The etiologic factors of the fetal loss during the first 24 weeks of gestation were classified into several systematic inflammatory events, including but not limited to the systematic inflammation involving the placenta . These etiologic factors could cause premature contraction and premature rupture of the membrane resulting in premature delivery. In addition, it is well known that early pregnancy loss is predominantly related to intrinsic embryonic inborn errors . In non-hospitalized Pregnant women with COVID-19 infection detected by serologic methods did not significantly differ in nuchal translucency thickness and double test in first-trimester screening. Furthermore, there was no significant increased risk of pregnancy loss in women with COVID-19 infection in the first trimester [34, 35]. Therefore, studies related to abortion in pregnant females with COVID-19 show that most of the miscarriages due to COVID-19 in the first trimester were due to placental insufficiency [36, 37]. Such conditions that led to the COVID-19 related miscarriages include spontaneous miscarriage, preterm delivery, and intrauterine growth restriction. The latter was also significantly higher during pregnancy in SARS-CoV. During the 2002–2003 epidemic, 57% of miscarriages in the first-trimester due to SARS-CoV have been documented . Likewise, the Middle East respiratory syndrome coronavirus (MERS-CoV) epidemic revealed higher rates of adverse pregnancy outcomes [27, 38, 39]. Acute or chronic placental insufficiency resulting in subsequent miscarriage or Intrauterine growth restriction (IUGR) was observed in 40% of maternal MERS-CoV and SARS-CoV . Recent studies have shown the deposition of perivillous fibrin and multiple villous infarcts in the placenta of SARS-CoV-2 infected mothers . As a result, the placental infection can disturb the transportation of nutrients from mother to fetus, leading to adverse pregnancy outcomes .

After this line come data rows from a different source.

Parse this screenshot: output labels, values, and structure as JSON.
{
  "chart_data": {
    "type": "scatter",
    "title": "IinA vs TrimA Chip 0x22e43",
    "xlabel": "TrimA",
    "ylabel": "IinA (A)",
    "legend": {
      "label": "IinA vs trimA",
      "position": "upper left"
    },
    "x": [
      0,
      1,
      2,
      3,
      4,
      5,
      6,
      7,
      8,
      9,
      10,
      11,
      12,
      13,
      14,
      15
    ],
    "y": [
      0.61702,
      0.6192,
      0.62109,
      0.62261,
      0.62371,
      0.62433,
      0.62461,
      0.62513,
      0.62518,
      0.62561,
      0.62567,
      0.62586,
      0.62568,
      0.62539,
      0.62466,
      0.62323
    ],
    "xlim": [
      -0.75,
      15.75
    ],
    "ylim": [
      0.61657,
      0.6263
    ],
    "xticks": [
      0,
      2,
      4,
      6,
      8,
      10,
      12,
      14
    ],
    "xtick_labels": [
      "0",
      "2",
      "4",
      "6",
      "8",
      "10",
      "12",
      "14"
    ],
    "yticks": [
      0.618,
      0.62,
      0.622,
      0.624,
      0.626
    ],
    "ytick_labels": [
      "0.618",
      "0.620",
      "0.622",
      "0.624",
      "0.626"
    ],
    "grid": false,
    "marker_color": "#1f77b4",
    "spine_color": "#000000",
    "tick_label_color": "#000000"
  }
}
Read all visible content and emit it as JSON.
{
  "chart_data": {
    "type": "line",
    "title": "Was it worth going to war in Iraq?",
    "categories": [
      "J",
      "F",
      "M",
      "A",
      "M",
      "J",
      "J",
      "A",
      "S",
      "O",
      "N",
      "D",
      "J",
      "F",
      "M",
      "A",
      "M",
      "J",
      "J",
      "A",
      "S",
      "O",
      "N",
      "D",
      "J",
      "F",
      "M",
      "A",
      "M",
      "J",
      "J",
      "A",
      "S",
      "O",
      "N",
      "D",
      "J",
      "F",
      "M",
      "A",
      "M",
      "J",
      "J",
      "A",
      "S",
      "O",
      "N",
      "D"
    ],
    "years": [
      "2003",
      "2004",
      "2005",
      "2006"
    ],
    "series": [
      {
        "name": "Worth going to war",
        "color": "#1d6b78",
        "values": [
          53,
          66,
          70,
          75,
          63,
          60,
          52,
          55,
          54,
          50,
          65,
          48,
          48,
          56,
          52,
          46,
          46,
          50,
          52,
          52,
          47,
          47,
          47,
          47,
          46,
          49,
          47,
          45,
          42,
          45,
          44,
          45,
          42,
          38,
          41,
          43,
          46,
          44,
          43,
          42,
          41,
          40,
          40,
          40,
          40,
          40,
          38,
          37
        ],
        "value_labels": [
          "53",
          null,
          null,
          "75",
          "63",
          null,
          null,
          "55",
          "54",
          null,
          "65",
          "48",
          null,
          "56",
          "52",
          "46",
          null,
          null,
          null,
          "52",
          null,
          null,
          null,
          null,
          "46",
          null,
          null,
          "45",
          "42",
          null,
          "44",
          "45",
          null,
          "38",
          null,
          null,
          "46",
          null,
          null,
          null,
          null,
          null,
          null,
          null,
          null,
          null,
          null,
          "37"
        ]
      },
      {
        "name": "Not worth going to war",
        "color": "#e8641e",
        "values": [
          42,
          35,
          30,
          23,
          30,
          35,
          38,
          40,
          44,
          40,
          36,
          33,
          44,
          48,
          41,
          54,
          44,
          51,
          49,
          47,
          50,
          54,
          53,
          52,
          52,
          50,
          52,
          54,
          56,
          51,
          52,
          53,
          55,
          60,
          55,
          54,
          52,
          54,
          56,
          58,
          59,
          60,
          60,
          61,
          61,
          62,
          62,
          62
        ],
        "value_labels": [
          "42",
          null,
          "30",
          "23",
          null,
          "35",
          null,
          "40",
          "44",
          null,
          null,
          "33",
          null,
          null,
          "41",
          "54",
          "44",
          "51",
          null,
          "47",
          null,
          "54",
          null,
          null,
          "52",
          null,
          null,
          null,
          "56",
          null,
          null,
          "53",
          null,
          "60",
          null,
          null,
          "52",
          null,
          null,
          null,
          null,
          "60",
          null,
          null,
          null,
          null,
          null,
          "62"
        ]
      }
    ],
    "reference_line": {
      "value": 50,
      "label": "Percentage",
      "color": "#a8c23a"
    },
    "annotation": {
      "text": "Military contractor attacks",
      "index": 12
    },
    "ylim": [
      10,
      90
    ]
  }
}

Some newborns have tested positive for SARS-CoV-2 shortly after birth . It is unknown if these newborns were infected by the virus before, during, or after birth from close contact with an infected person. Different routes of mother to fetus SARS-CoV-2 transmission, including vertical transmission and the placenta dysfunction/abortion, need to be carefully investigated in clinical and animal studies.
This study has some limitations, including the limited data during the pandemic in pregnant females. This could be partially related to pregnant mothers’ fear of being visited in clinics during routine prenatal care in the COVID-19 pandemic. Moreover, lack of pathology results and SARS-CoV-2 PCR test and limited sampling from the aborted fetus or placenta due to the lack of consent from the mother, etc., has kept the current data of these abortions limited to the cases reported.
In conclusion, there is an increased risk of abortion in mothers who tested positive for SARS-CoV-2, which case reports and case series have identified during the pandemic. Most of these studies referred to the effect of the virus on the placenta and inflammation, resulting in fetal growth retardation and may induce abortion. Data from the pregnant females during the pandemic who experienced abortion is limited. Therefore, further investigation is needed to identify the reasons behind pregnancy loss in SARS-CoV-2 infected mothers and whether there could be any evidence of the viral transmission to the fetus causing abortion due to the virus’s direct effect on the fetal organs.